见红刀哥难得这么有兴趣,泽也不好在说些什么,只好教给红刀哥符纸的使用方式。
看着红刀哥手中燃烧的符纸,泽叹了口气。
其实最开始红刀哥就应该进入游戏空间,只不过因为当时他的心态还没有调整过来,根本就没有进入游戏的必要。
而现在,深切认识到了游戏空间可以提供的资源之后,红刀哥才算有进入游戏空间的理由。
相比之前的无欲无求,他应该会追求更重要的资源,被任务要求的负罪感也不会太重吧。
前路迷茫,是福是祸就看你红刀哥自己的选择了。
红刀哥感受着身上的独特气息,感受着模糊的空间之力,他刚想和泽说些什么,就发现泽脸上带着的是那种奇怪的微笑。
而这微笑,和那个给他递饭的少年没什么两样。
红刀哥眼神复杂,像是有满肚子的话要说,可是话到嘴边却什么都说不出来。
“进入空间后我会陷入沉睡,尽可能的避免游戏空间的规则发现我。”泽自然发现了红刀哥的眼神,苦笑着说道:“很抱歉,我耽误了你的时间。”
怪不得他一直在找理由,怪不得他一直装傻到现在才说。
从最开始到现在的一切不合理也都说的通了。
想必这刀子嘴豆腐心的引路人放心不下自己,要不是资源实在不够,想必他会一直装傻下去吧。

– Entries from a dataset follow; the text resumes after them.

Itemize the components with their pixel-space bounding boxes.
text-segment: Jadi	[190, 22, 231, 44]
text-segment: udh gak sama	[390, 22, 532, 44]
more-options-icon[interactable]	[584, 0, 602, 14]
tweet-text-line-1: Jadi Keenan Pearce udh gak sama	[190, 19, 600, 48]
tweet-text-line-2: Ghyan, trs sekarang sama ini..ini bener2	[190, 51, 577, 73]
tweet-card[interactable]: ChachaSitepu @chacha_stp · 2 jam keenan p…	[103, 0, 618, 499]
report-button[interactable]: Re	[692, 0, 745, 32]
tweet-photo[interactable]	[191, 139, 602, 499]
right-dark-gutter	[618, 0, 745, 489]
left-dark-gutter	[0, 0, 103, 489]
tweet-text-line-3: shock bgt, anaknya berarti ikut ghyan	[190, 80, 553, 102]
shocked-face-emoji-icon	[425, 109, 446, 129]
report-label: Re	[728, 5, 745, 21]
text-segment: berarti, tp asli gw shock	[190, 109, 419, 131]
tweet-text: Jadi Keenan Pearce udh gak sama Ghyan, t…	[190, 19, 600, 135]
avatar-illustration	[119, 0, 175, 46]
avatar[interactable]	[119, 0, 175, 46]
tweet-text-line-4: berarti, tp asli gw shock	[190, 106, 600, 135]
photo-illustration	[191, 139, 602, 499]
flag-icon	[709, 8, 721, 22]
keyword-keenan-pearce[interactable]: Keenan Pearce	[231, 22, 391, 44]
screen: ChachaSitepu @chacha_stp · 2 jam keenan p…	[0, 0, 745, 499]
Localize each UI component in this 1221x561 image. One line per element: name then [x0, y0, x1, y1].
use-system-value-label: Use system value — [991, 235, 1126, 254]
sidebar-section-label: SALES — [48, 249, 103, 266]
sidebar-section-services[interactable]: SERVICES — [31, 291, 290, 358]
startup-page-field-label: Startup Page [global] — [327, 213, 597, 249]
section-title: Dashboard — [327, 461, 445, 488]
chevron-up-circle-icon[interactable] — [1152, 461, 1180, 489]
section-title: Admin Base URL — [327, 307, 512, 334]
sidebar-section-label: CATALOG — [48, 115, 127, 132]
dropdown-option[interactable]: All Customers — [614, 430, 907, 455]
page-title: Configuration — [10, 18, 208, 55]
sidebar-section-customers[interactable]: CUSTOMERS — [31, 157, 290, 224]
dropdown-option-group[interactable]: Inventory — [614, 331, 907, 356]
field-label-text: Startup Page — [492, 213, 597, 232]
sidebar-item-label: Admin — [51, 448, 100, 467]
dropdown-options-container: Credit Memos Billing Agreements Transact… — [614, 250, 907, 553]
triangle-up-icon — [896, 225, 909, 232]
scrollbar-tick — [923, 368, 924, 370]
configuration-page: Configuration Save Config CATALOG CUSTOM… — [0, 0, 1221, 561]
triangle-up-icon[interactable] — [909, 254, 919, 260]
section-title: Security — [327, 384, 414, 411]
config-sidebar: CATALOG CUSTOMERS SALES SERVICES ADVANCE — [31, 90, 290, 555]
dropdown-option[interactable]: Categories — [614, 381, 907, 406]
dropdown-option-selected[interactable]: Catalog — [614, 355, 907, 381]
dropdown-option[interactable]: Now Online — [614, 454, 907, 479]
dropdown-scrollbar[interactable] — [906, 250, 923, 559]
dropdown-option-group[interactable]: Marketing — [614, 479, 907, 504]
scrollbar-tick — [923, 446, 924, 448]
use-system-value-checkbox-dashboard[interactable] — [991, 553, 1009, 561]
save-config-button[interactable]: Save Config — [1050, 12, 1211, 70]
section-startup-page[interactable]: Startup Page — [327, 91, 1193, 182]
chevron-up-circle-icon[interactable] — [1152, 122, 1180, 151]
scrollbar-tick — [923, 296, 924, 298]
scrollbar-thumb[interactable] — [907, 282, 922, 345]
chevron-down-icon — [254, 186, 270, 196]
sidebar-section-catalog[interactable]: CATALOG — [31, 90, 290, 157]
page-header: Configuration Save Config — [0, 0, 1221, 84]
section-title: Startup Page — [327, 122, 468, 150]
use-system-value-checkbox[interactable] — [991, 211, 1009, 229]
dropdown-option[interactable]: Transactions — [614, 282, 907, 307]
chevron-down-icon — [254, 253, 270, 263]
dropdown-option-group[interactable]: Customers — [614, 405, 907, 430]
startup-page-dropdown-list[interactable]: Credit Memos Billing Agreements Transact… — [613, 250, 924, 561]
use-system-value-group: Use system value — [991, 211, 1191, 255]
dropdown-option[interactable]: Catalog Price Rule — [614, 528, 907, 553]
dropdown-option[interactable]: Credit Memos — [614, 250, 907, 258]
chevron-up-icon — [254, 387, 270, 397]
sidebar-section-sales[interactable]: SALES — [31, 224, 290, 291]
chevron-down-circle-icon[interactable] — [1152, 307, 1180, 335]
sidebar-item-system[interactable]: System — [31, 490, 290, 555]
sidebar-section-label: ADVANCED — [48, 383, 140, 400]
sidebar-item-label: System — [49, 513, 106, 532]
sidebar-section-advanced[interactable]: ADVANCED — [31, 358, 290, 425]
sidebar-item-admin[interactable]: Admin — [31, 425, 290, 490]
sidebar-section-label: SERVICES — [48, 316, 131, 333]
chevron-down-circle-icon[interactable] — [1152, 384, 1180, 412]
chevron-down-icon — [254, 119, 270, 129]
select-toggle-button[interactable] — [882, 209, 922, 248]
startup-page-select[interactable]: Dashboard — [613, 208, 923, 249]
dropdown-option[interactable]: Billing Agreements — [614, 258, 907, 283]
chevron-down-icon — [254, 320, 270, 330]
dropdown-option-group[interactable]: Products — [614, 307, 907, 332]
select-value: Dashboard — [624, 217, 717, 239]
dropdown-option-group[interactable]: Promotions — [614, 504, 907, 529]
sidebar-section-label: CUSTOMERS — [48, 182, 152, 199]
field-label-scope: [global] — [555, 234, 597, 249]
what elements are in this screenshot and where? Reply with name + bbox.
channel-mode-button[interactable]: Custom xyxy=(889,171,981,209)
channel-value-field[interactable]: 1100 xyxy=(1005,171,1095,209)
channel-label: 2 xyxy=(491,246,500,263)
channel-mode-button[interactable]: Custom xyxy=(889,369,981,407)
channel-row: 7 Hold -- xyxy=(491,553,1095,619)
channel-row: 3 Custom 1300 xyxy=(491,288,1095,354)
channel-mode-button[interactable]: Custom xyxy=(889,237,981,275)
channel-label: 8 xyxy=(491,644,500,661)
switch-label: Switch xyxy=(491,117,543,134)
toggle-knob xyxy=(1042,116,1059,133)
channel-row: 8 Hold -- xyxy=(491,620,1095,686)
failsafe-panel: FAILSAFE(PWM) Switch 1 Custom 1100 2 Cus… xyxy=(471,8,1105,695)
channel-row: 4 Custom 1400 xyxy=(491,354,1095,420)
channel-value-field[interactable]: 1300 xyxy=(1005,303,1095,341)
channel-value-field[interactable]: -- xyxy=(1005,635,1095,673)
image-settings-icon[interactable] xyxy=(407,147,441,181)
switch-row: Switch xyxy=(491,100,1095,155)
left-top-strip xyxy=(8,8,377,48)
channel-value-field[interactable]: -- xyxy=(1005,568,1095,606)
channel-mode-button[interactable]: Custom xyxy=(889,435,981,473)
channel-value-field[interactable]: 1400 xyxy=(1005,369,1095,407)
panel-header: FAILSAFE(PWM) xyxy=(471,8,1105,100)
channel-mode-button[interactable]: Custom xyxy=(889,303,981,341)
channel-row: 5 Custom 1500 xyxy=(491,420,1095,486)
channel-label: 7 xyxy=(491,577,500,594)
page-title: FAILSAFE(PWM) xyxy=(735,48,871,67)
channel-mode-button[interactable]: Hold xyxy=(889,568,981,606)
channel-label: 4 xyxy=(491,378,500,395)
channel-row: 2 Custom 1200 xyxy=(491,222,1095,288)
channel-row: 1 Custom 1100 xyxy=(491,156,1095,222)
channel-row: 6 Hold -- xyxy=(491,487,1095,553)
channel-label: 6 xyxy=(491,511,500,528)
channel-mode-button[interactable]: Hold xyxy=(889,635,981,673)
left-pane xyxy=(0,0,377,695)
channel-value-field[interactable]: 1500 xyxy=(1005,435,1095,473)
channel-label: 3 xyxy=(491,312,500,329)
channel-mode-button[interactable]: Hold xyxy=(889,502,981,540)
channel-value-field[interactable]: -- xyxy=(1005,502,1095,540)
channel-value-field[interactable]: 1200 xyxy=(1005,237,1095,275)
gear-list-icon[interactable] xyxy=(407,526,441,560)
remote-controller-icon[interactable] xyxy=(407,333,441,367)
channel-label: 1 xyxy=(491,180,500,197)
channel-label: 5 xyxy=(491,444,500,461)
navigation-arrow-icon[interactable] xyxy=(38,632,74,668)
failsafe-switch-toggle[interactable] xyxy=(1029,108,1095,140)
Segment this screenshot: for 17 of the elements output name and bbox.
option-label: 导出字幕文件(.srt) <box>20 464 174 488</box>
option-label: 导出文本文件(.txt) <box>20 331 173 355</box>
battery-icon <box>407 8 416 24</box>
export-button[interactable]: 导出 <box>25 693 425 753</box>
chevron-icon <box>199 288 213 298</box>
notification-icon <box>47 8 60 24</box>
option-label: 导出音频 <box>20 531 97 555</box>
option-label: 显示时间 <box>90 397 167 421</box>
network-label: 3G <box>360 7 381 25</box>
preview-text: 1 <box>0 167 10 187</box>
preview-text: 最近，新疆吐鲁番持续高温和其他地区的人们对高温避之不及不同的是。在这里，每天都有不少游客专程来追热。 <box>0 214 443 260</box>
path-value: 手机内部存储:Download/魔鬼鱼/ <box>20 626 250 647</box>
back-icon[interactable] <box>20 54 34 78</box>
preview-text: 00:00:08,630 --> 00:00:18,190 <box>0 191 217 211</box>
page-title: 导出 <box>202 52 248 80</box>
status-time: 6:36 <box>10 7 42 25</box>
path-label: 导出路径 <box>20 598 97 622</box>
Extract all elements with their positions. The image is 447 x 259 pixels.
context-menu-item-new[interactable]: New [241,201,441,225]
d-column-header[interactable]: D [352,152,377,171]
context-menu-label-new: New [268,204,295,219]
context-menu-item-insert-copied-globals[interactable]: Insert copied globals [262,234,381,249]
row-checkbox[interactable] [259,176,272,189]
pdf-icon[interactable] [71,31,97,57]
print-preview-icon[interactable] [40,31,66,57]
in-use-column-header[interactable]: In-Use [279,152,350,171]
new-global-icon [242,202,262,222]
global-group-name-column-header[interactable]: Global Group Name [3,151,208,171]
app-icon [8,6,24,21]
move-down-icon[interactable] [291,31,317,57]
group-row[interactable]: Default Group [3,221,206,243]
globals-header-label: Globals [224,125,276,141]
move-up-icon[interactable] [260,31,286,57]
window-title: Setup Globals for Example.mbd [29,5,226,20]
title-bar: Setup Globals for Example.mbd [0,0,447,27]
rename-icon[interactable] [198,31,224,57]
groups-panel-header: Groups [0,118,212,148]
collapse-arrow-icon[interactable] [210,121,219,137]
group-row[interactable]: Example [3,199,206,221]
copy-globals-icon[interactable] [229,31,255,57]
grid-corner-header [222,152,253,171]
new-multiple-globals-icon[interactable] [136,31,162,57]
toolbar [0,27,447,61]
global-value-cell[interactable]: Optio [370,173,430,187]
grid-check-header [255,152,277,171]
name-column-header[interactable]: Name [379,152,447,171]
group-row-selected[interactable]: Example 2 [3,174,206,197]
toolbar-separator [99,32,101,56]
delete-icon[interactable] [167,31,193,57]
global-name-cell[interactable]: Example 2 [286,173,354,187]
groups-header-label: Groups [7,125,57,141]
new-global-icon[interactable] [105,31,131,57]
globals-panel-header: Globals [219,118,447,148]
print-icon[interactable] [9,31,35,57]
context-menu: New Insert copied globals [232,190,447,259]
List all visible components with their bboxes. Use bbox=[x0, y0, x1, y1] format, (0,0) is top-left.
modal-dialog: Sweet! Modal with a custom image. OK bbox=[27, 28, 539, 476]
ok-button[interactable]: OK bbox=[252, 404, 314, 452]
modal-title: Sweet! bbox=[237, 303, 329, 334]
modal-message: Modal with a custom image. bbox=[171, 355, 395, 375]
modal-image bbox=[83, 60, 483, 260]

怪不得再见面的时候他会说自己是一名领路人,原来他想表达的意思就是这样啊。
“很高兴遇见你。”红刀哥眼中蓄满泪水,难得的眼眶发红。
“那就当你是夸我了。”泽同样在笑,并朝着红刀哥比了一个帅气的姿势:“别让我失望啊。”
“放心,我..........”
红刀哥本想在说些什么,却发现自己的身体逐渐稳定,除了多出来一些可以自由调试的列表之外就没有任何的区别了。
“所以,这是意外还是?”红刀哥的表情恢复了正常,好不容易展现出的情绪被快速收回。
其实已经不需要多余的解释了,因为泽手中的相机已经说明了一切。
很明显,虽然泽说的很感人,可很明显他只是为了看到红刀哥刚才的表情。
“露出了很有意思的表情呢。”泽果然如同红刀哥想的一样露出了笑容,像是发现了好玩的东西一样反复观看。
红刀哥摘下戒指道:“你要是不给我一个合理的解释,我说不定真的会让你消失不见哦。”
“别别别,我说我说。”见到红刀哥举刀欲砍的样子,泽也被吓了一跳,解释道:“接手身份之后你会延续在这世界的任务,不用回到空间。”
“那你一幅生离死别的样子完全就是在玩我不是吗?”红刀哥开始在戒指的边缘摩擦,看起来就像是要下杀手一样。
“不不不,等本次世界任务完成之后你还是要回到游戏空间的,在游戏空间的时候我的确要进入沉睡,这一点我可没有骗你啊!”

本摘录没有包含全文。